Tell you about it next time we have a coffee...
February 14, 2009 | Unregistered CommenterAndy Tedd
Don't tell me: MS are going to bolt on a 'Twitter-like' facility to Sharepoint now, aren't they? :-)
February 15, 2009 | Unregistered CommenterSimon Carswell
You never know!
February 16, 2009 | Unregistered CommenterEuan
Very interesting Euan, as you know I used to share your doubts about Sharepoint. I remember you likening it to Milton Keynes! lol.

My org has now gone with Sharepoint07 (charity discount!) and I've just come back from a pretty good, intensive 3 day training course (Silversands in Poole - good chocolate cake too!).

With devolved content authorship and publishing, wikis, blogs, discussion forums and its collaborative capabilities.
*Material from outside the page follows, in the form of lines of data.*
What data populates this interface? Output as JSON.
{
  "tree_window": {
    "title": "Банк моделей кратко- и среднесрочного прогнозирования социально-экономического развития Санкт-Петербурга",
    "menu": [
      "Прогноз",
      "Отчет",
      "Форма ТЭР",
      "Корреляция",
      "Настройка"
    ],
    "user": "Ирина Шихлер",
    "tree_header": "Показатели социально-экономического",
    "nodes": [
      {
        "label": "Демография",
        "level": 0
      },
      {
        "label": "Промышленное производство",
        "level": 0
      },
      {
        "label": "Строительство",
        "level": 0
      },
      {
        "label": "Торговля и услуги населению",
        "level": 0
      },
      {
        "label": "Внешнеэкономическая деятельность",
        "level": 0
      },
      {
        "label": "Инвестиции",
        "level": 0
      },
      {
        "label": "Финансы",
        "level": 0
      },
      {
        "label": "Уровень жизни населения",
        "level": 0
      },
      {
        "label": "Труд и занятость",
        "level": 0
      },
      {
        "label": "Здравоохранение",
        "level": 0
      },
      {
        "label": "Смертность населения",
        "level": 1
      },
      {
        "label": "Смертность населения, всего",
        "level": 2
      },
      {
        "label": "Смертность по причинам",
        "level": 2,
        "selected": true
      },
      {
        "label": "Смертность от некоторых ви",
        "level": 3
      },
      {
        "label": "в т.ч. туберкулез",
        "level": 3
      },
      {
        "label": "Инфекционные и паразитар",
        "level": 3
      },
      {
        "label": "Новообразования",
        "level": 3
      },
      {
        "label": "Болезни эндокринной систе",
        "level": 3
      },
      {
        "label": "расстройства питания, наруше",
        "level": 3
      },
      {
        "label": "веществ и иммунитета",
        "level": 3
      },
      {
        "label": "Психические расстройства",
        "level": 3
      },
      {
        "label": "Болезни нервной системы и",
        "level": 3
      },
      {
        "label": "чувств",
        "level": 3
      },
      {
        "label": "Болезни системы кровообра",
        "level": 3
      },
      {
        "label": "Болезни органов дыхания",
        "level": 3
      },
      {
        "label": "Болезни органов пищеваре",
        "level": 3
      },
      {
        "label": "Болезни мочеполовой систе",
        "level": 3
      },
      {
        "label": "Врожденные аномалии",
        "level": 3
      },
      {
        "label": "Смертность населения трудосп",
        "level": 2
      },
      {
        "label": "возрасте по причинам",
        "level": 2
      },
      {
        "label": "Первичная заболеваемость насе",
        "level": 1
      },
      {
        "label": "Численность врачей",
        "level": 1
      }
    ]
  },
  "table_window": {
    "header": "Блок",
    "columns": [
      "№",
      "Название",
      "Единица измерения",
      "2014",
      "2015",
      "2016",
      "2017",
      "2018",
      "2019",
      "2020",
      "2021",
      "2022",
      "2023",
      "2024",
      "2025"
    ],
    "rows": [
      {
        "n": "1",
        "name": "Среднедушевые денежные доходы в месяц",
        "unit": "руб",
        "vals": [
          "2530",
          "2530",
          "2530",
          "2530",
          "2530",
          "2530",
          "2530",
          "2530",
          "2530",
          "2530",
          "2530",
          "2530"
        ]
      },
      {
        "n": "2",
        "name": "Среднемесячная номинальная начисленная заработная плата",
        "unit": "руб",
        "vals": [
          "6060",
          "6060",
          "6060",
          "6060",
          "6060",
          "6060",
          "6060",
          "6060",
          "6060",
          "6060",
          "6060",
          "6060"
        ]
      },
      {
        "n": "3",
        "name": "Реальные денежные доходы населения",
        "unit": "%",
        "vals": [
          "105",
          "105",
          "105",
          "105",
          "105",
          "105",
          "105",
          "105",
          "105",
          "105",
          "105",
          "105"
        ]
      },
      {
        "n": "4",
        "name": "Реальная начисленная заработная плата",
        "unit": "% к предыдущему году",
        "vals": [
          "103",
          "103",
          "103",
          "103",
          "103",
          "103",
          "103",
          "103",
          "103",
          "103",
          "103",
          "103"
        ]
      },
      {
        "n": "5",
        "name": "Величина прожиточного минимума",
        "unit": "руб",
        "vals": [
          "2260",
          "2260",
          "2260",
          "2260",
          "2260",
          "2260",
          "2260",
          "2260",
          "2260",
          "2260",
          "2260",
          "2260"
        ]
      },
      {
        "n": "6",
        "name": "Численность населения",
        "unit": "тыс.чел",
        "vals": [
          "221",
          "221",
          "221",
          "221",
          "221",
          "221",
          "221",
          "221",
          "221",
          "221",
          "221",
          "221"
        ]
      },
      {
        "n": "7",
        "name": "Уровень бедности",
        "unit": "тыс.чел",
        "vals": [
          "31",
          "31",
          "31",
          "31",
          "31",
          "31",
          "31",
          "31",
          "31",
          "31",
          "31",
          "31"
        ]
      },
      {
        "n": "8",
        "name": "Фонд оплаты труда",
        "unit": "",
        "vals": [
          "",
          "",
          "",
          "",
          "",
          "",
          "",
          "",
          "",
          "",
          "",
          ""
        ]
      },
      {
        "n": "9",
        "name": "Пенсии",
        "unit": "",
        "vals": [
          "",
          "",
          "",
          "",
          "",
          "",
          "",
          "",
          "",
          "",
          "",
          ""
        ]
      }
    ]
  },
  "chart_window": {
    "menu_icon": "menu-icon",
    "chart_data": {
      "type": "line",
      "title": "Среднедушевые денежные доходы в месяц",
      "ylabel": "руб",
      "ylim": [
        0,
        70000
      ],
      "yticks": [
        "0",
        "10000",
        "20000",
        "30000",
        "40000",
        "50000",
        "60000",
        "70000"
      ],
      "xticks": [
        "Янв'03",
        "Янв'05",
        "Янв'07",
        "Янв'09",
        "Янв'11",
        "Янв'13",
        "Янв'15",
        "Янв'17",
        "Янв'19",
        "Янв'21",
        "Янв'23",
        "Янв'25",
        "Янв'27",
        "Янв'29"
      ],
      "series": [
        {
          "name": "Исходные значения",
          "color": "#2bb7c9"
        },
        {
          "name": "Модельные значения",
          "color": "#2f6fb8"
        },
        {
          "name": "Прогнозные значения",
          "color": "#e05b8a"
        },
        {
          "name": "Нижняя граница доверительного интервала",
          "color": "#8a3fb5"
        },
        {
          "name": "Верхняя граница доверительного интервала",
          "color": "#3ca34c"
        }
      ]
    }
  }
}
I'm thinking about bending it to release its social computing capacities.

If you know your way around Milton Keynes it's the place to go and get things done!The only problem is giving directions...

February 16, 2009 | Unregistered CommenterNigel
As Euan notes above ... Nigel, the points you make in para 3 were the subject of Euan's (and others) discussions with Christian, who admitted to some frustration.

It was surmised that turning on, or unleashing, some or much of Sharepoint's social computing capabilities was in the hands of those who control IT in most organisations of any size. Quel surprise !
February 17, 2009 | Unregistered Commenterwirearchy
I'm not in the IT Dept ;-> and I control a large part of Sharepoint with our Knowledge Manager.

I found reading Clay Shirky's 'Here comes everybody' inspirational in this case - Microsoft appear to have lowered the threshold to engagement with the social computing applications. Which come out of the box.